El compromiso de la humanidad por la sustentabilidad
El año 2022, sin dudas, viene marcado por múltiples cambios que se han venido produciendo en la humanidad, desde el comienzo de una pandemia, que afectó a la población a nivel mundial.
Será un año fuerte, como la humanidad misma, un año de consciencia y renovación de la confianza. De decisiones y pasos firmes en la reconstrucción de nuestro mundo hacia un desarrollo sustentable.

Se trata de un llamado de atención a la razón y el surgimiento de una férrea convicción: el momento para el cambio es el ahora.
El Desarrollo Sustentable es en sí mismo un continuo proceso de resiliencia, transformación con sentido de trascendencia, perspectiva, empatía y liderazgo a favor del bien común, que nos permite apropiarnos de los resultados con un mayor compromiso
El calentamiento global, la contaminación de los suelos, los ríos y los océanos, la deforestación y el clareo de tierras que se convertirán en suelos aptos para el cultivo y la generación de residuos, entre otros, nos obligan a repensar el desarrollo humano y a sumar en la “agenda verde” un nuevo capítulo que se llamará “la gestión del riesgo” y el interrogante que plantea cómo encontrar el punto de equilibrio entre el crecimiento demográfico y la interrelación de las personas en el marco de la sanidad.
El presente es el pasado, y el futuro es el presente de una situación que nos demanda con urgencia una nueva arquitectura, en donde la sostenibilidad se ha de convertir en el pilar fundacional, con una mirada que trascienda las barreras de lo imaginado.

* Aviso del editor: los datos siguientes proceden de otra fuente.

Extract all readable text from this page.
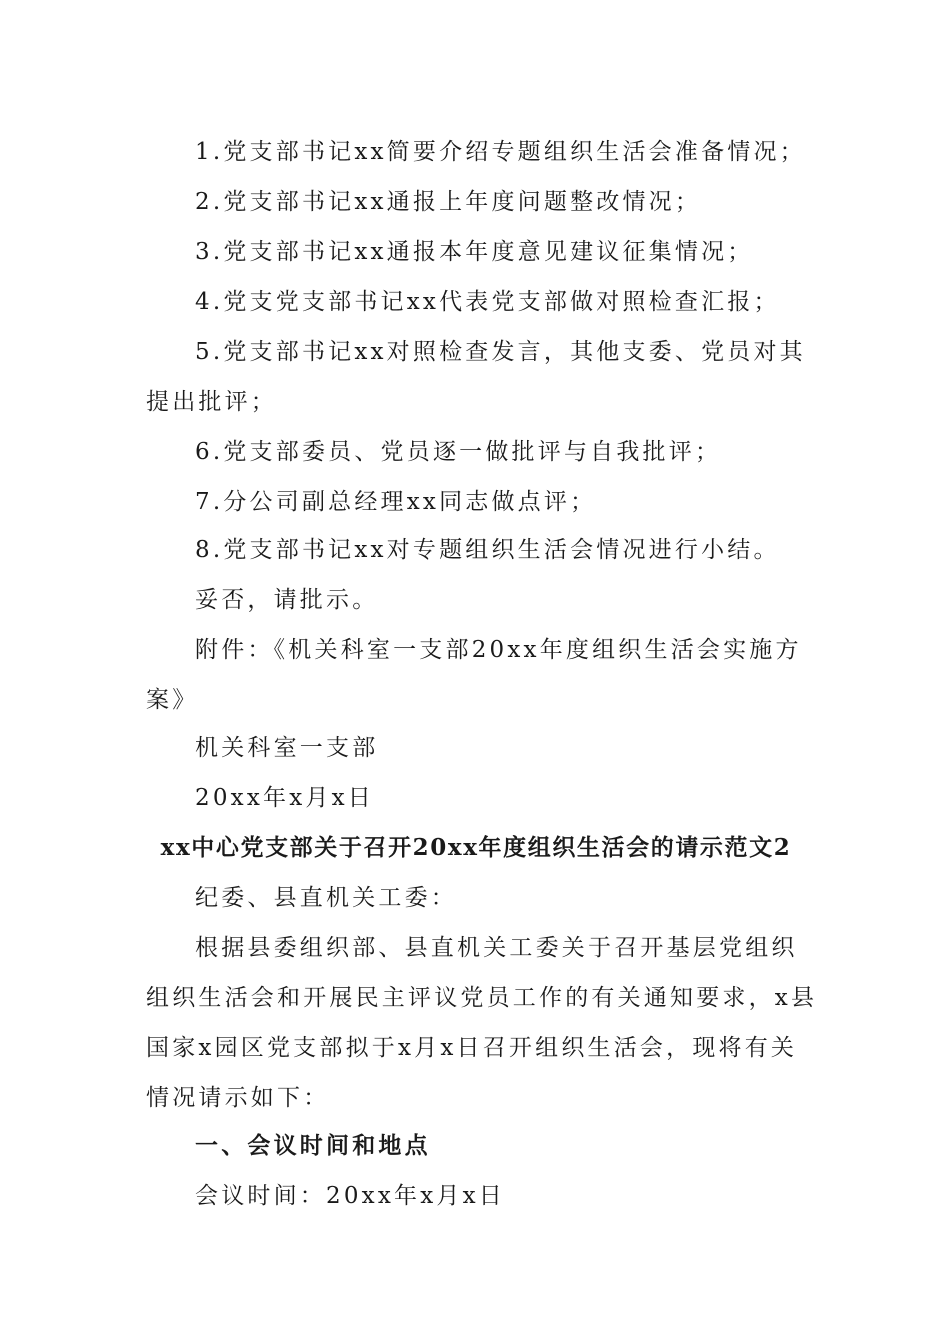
1.党支部书记xx简要介绍专题组织生活会准备情况；
2.党支部书记xx通报上年度问题整改情况；
3.党支部书记xx通报本年度意见建议征集情况；
4.党支党支部书记xx代表党支部做对照检查汇报；
5.党支部书记xx对照检查发言，其他支委、党员对其
提出批评；
6.党支部委员、党员逐一做批评与自我批评；
7.分公司副总经理xx同志做点评；
8.党支部书记xx对专题组织生活会情况进行小结。
妥否，请批示。
附件：《机关科室一支部20xx年度组织生活会实施方
案》
机关科室一支部
20xx年x月x日
xx中心党支部关于召开20xx年度组织生活会的请示范文2
纪委、县直机关工委：
根据县委组织部、县直机关工委关于召开基层党组织
组织生活会和开展民主评议党员工作的有关通知要求，x县
国家x园区党支部拟于x月x日召开组织生活会，现将有关
情况请示如下：
一、会议时间和地点
会议时间：20xx年x月x日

A lo largo de las últimas décadas, han irrumpido a nivel internacional, distintas certificaciones aplicadas a la construcción sustentable y que, marcando el rumbo de un nuevo paradigma, han moldeado las bases de un diseño en armonía con los principios del cuidado del medio ambiente.
El mejor ejemplo lo expone la certificación Well Building de los Estados Unidos, a partir del “Triple Botton Line” que contempla la interrelación entre el aspecto social: que considera a la salud y al bienestar, la ética, la justicia y la equidad e igualdad de oportunidades entre las personas; el medioambiental donde la prevención de la polución y la preservación de los recursos naturales y los principios del reciclado, la reutilización, la recuperación y la reducción nos indican el camino que se debe seguir para tener un planeta más habitable y el financiero con la mirada en una economía de costos, ahorro de consumos y retorno de la inversión.

Resumiendo: el desarrollo sostenible mejora la calidad de nuestras vidas, protege nuestro ecosistema y preserva los recursos naturales para las generaciones futuras.
Ser ecológico y sostenible no solo es beneficioso para las empresas, sino que también maximiza los beneficios de un enfoque ambiental a largo plazo.
Es hora y momento de atrevernos a soñar un mundo diferente, en donde los seres humanos asumamos el compromiso de cultivar los principios de la sustentabilidad en el cual, lo primordial, sea el cuidado del medio ambiente y la equidad, para obtener un mundo más vivible en defensa de nuestra única casa, la Tierra… De nosotros depende la conservación de nuestro hábitat.